Rosberg, despite being blown away in Monaco, is keen to capitalise on his recent run of success.
“I still can't quite believe I was standing on the top step in Monaco for the third time the other week,” he says. “It was all very surreal and I don't think I've ever been so lucky. However, that weekend also showed that I need to raise my game even further in the battle this year. I've got the boost of two wins behind me now, there is a long way to go this season and I know there is more to come from me personally, so it's all to play for.
“Canada was a really difficult race for us last year but an exciting one, too. Hopefully we will avoid the traps that caught us out last year and it'll be another good battle for the fans to enjoy.”
Williams will be bringing an upgrade here ahead of an even bigger one in Austria later this month, in a bid to erase the bad memories from Monaco and to close the gap to Mercedes and Ferrari, while Red Bull seek to build on the solid fourth and fifth-place finishes they achieved in Monte Carlo. Lotus are also due to bring their new aero upgrade which features a Williams-style nose.
Over at Toro Rosso, the team are hoping for a less frenetic weekend than they ended up with in Monaco, but for similar speed. Max Verstappen says he’s fine after his heavy shunt, though the resultant five-place grid penalty - which he received for tagging Romain Grosjean - won’t help him.

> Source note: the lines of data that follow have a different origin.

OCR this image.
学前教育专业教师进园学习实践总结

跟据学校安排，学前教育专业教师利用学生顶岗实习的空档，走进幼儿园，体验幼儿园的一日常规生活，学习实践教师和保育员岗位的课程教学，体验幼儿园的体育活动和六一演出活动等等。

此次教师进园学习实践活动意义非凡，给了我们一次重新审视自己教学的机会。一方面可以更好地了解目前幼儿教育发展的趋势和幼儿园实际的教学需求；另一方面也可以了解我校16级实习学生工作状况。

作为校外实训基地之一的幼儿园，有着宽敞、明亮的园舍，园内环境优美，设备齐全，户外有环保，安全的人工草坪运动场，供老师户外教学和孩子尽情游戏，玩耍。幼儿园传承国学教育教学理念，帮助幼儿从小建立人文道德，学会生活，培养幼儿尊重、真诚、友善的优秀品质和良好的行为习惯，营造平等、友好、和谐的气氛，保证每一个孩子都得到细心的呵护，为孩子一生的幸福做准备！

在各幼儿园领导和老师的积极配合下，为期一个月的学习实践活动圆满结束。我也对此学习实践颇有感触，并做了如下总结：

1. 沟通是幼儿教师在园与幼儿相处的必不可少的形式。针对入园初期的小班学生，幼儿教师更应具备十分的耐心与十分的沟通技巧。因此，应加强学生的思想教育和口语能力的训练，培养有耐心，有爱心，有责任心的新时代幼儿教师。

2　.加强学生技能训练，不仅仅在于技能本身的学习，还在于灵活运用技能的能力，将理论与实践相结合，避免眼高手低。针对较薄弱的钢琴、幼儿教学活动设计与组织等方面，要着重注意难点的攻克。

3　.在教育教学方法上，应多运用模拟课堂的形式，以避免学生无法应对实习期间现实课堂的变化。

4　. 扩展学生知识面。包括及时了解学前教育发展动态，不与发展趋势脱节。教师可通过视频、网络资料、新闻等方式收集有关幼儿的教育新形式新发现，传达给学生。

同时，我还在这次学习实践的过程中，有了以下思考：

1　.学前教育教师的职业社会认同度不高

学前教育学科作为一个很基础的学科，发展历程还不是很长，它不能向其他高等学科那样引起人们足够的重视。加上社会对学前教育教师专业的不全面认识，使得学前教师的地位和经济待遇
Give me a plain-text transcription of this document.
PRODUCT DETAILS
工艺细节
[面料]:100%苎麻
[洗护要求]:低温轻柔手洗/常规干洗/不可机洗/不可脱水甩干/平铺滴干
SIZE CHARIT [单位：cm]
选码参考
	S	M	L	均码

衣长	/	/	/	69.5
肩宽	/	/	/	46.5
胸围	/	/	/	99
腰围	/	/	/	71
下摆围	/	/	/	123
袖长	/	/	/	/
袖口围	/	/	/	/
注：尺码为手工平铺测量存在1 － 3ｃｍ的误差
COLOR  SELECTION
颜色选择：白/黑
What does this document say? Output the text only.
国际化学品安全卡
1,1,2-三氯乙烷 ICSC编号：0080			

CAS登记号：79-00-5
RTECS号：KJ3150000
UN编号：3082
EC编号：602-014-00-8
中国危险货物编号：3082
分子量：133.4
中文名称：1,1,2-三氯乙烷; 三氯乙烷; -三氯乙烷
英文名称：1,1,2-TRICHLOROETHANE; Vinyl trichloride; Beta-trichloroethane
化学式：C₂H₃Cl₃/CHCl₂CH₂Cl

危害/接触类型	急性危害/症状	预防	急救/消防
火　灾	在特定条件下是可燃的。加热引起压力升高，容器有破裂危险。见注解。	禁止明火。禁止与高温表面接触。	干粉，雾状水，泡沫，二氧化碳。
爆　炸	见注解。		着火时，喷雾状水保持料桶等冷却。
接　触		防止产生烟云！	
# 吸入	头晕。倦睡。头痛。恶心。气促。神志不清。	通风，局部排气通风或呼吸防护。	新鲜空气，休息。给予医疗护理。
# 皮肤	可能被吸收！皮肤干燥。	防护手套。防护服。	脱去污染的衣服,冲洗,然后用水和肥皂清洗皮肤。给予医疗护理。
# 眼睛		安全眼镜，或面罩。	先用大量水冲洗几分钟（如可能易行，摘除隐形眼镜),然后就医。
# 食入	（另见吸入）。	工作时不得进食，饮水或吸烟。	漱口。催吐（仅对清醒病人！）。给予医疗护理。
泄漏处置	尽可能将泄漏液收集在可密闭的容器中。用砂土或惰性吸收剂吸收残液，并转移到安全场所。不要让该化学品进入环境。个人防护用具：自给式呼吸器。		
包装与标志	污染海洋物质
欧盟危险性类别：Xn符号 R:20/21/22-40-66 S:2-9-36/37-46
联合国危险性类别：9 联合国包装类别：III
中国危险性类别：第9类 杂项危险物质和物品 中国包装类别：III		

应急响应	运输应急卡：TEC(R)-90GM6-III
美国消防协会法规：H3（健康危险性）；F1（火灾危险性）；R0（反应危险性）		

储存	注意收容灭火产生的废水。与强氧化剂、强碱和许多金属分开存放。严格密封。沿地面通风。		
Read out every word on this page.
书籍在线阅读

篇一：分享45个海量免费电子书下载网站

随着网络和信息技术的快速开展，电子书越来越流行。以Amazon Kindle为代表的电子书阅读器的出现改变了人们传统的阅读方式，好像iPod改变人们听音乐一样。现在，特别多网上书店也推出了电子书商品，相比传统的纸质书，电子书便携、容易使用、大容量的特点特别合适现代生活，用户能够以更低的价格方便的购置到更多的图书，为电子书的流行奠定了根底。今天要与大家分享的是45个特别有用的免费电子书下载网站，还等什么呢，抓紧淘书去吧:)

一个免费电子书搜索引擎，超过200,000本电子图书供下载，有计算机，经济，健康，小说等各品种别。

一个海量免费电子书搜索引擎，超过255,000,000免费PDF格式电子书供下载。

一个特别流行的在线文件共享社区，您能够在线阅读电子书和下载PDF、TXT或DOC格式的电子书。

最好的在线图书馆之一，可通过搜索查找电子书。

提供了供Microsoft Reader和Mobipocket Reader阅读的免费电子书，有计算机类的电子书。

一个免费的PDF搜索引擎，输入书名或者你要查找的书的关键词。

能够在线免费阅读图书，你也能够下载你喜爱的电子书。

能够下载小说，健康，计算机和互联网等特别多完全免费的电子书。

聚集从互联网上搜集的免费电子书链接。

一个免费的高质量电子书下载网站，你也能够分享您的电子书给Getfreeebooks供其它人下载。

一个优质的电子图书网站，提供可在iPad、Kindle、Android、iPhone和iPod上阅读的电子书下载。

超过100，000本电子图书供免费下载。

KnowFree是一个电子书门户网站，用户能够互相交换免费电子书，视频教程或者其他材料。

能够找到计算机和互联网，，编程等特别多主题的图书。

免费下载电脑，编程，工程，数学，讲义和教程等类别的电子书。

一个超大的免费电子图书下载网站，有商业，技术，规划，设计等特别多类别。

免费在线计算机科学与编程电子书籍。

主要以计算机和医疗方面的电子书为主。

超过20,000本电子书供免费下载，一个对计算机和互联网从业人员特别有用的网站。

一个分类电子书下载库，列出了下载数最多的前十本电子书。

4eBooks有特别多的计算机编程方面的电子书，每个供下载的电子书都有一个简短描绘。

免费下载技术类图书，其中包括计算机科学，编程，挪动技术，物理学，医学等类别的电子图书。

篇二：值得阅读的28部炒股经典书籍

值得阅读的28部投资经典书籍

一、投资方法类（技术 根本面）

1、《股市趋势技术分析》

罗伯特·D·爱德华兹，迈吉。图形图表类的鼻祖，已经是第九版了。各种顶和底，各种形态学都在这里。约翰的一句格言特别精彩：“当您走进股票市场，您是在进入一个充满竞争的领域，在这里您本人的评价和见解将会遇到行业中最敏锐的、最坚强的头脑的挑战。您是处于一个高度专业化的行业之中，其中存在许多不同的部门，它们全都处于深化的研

“I’m feeling fine now after the unfortunate end to the Monaco Grand Prix and there are no after-effects from the crash. I even spent a day karting afterwards, so everything is fine on the physical side. Canada will be a challenging race for us with its long straights, but I think we can have another strong weekend.”
The Circuit Gilles Villeneuve never yields much grip because the semi-permanent track on the Ile Notre-Dame is used so infrequently, and it tends to impose a low downforce demand as everyone seeks to maximise their speed down the relatively long straights. As a result there’s also a heavy emphasis on braking and acceleration, and cars need to ride the numerous kerbs well.
In terms of tyres, Pirelli are again providing their yellow-marked soft and red-marked supersoft compounds for this race as the longitudinal forces are greater than the lateral.
“Canada often turns out to be one of the best races of the season, with a set of track characteristics that are not replicated anywhere else throughout the year,” says the tyre manufacturer’s motorsport director Paul Hembery. “As a result it often throws up a few surprises and it’s also possible to win from lower down the grid, especially if you use a clever tyre strategy, or if it rains, or if there is a safety car: all of which are very possible in Montreal.
“Once again we have nominated the soft and supersoft tyres: the supersoft compound has been completely redesigned this year to provide even greater resistance to graining and blistering. With the cool weather that we often see in Montreal, this resistance to graining in particular is something that should be appreciated by the teams. As anything can happen in Canada, the best strategy is always one that has a certain degree of flexibility, allowing teams to react to changing circumstances. As we saw in Monaco, the strategy stakes can be very high.”
The 4.361-kilometre (2.709 mile) circuit is unchanged from last year, and will again feature two DRS zones. The first zone starts 55m ahead of Turn 12 while the second is 70m after Turn 14, with both zones sharing a single detection point located 110m after Turn 9.
The weather for the weekend is expected to be mostly dry, though showers could interrupt proceedings on Friday. Sunday’s race - which should take place in sunny conditions - will run over 70 laps or 305.270 kilometres (189.688 miles) and starts at 1400 hours local time (1800 GMT).